Now when a group of monkeys are first thrown together, they do not need to fight it out in every combination possible to each know the ranks of themselves and others within the dominance hierarchy. Monkey A doesn’t have to fight each of Monkeys B through Z in order to figure out his position. He can assume that the dominance is more or less transative, that if some monkey who beat him in a fight loses to another monkey then that money would probably beat him in a fight too.
More than this, as each individual in the group begins to figure out their own position it effects their behaviour. Displays and signalling can avoid the need for a test-fight between individuals if one has already worked out he’s high and the other low.
A well trained zoologist can tell just by looking as two animals interact which of them is higher in the social hierarchy than the other.
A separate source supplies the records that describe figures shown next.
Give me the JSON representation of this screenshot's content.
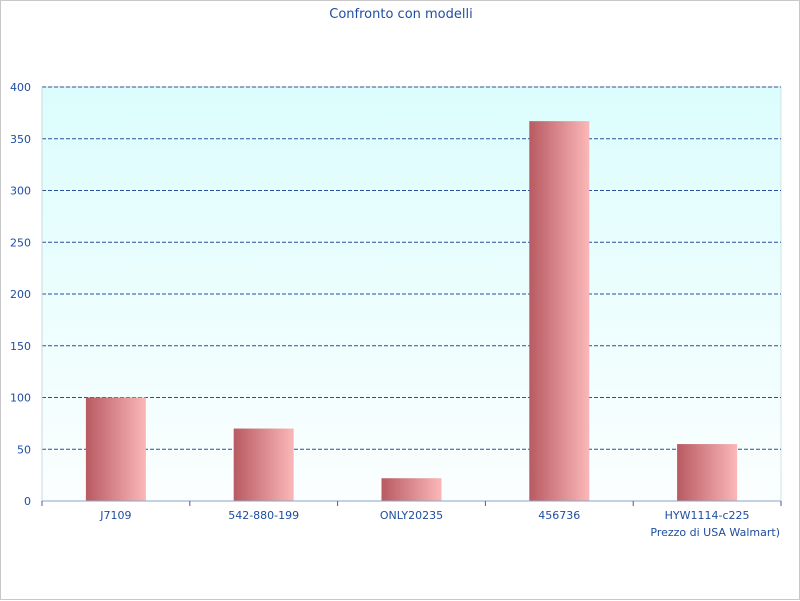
{
  "colors": {
    "text": "#1f4ea0",
    "grid": "#2b4f9a",
    "plot_bg_top": "#dcfdfd",
    "plot_bg_bottom": "#fbfefe",
    "bar_dark": "#b85a62",
    "bar_light": "#fbb8b8"
  },
  "chart_data": {
    "type": "bar",
    "title": "Confronto con modelli",
    "xlabel": "Prezzo di USA Walmart)",
    "ylabel": "",
    "categories": [
      "J7109",
      "542-880-199",
      "ONLY20235",
      "456736",
      "HYW1114-c225"
    ],
    "values": [
      100,
      70,
      22,
      367,
      55
    ],
    "ylim": [
      0,
      400
    ],
    "yticks": [
      0,
      50,
      100,
      150,
      200,
      250,
      300,
      350,
      400
    ],
    "grid": true,
    "legend": "none"
  }
}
No doubt the animals can tell even more easily. Not just primates, not just mammals, every animal down to a fish can interpret the range of signals they see and combine the information to get a good idea of their relative positions in the social hierarchy in just a few moments.
Of course, the fish likely aren’t conscious of it in the way that the zoologist is. But then, people do the same thing, and they mostly aren’t conscious of it either. People can tell who’s important by who acts important but they’re not in general conscious of what behaviours they’re interpreting to come to that conclusion in the way a trained zoologist is when examining fish. They just get a sense of importance from this person. A feeling that they should defer or overrule.
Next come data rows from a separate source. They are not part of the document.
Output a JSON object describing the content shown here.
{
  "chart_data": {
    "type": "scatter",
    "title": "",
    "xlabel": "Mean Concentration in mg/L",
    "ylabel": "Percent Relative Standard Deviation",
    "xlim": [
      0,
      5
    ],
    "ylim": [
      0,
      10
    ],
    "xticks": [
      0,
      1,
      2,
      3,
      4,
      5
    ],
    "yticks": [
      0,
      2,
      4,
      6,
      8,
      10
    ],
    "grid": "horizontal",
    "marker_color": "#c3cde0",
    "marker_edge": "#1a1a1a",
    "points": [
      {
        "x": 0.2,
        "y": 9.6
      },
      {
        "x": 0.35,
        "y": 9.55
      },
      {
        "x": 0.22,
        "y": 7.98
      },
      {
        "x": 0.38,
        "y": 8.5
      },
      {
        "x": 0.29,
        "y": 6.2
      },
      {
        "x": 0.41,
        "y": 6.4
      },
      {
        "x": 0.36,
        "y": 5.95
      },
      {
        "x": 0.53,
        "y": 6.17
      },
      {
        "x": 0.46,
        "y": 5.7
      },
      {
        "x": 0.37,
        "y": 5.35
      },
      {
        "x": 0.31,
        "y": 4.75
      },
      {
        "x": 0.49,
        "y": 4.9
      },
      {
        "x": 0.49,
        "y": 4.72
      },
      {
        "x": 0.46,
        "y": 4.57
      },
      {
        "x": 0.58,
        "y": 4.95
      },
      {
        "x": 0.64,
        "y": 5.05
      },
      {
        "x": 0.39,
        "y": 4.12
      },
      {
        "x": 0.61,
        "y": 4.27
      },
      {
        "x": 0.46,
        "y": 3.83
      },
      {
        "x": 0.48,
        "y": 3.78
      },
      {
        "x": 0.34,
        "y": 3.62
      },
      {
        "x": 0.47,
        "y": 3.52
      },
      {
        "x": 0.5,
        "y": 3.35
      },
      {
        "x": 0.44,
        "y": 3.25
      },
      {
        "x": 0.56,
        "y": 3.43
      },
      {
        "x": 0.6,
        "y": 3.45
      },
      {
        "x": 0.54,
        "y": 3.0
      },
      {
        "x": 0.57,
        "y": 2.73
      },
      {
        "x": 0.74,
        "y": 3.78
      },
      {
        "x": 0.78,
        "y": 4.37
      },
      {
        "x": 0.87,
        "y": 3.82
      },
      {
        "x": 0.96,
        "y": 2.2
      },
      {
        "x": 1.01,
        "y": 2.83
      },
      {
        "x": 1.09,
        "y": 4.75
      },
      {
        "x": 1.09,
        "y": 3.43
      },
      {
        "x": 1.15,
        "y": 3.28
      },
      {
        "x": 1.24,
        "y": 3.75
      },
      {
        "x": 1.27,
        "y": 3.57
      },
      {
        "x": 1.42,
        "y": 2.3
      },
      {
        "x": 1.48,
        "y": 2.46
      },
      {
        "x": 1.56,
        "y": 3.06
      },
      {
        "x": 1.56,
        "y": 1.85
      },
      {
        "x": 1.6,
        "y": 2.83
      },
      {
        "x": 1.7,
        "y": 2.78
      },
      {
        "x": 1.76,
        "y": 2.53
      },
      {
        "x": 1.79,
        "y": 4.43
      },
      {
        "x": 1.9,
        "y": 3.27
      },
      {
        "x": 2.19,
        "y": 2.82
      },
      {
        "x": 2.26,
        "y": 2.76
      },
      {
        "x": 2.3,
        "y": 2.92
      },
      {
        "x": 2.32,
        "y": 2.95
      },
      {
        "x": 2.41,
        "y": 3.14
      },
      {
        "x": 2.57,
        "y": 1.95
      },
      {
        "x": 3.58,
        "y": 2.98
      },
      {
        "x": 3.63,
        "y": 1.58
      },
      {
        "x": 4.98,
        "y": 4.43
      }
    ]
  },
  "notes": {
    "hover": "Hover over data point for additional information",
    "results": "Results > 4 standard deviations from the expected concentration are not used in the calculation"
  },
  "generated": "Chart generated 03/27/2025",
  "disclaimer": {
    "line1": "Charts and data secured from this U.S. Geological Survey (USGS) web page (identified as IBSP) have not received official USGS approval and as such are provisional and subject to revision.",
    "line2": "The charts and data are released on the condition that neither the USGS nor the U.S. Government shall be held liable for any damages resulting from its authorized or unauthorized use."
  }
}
All the tells we have discussed, people’s posture, clothing, manner, the way they hold eye contact and the firmness of their grip are the signals that we use to gain that sense off importance. These signals are produced and perceived almost entirely subconsciously. Reading that behaviour, knowing where someone believes themselves to be from their unconscious signalling, is the Social Perception skill of Hierarchy Determination. Becoming more conscious of these signals, and how you subconsciously interpret them, will improve your skill and thus make your ability to spot false signals (like when an actor puts on a white coat to sell you washing powder), the utility of which is obvious.
Improving Social Hierarchy Determination
As you listen to this month’s guided meditation file pick a situation in which you judged someone’s status, decided they were more or less important than either you or someone else. Try to pay particular attention to how you decided, what lead your subconscious to make you feel that way.